Community members share a quiet moment before decorating the altar.

He added that youth programs created and led by adults aren’t as effective as those led by the actual people they’re geared toward.

“When you give that leadership and control to young people, it’s amazing what they can come up with. I was able to see it in JCC. The adults weren’t program coordinators or directors, we called ourselves ‘adult allies’ because we believed we could follow the decisions the youth made in those spaces,” he said, adding:

“It sets the bar high for many of the institutions who claim to help young people in the city.”

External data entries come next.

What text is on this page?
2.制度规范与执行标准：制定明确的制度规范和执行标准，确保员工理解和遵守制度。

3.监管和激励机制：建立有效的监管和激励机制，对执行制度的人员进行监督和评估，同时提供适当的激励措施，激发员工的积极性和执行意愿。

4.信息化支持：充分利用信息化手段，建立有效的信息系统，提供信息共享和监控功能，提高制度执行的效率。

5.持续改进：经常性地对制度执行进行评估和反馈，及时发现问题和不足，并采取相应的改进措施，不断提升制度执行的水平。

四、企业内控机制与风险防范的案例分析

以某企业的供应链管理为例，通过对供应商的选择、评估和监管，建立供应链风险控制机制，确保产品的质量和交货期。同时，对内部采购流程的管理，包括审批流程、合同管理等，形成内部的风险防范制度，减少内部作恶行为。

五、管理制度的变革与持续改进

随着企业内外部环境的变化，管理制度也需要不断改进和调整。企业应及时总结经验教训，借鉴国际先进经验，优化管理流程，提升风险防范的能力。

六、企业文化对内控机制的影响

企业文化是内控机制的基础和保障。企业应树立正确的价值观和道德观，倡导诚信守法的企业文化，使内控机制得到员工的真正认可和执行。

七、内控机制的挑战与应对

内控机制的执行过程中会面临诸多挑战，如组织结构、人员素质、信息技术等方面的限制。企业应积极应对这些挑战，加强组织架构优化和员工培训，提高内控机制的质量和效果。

Lopez “had the mindset where youth have such a huge voice,” said her younger sister Ana, who’s 17 years old. “I know adults usually see that as, ‘oh, youth are just youth’ … But she always had that mindset where youth always have a voice.”

Dominguez said she’s learned “so much about the fight that my daughter was in.” 

“At the beginning, I would always say, ‘Why are you losing so much time?’ But I realize that her efforts, everything, was worth it,” she said. “Her fight for Latinos, for the community, it was all worth it.”

It reminded Dominguez, through tears, of something her daughter wrote on her college graduation cap: When you see me fly, remember you painted my wings. We made it Mom and Dad.”

Diaz said the community’s unification around Lopez’ family, and her observation that activists’ talking points are being increasingly heard at the government level, fuels her belief that “a change” could be on the horizon for Santa Ana.

“All these things we’ve been working on — that Miriam’s been working on — in the city,” she said, “we believe there is going to be a payoff, more gains for us. Soon.”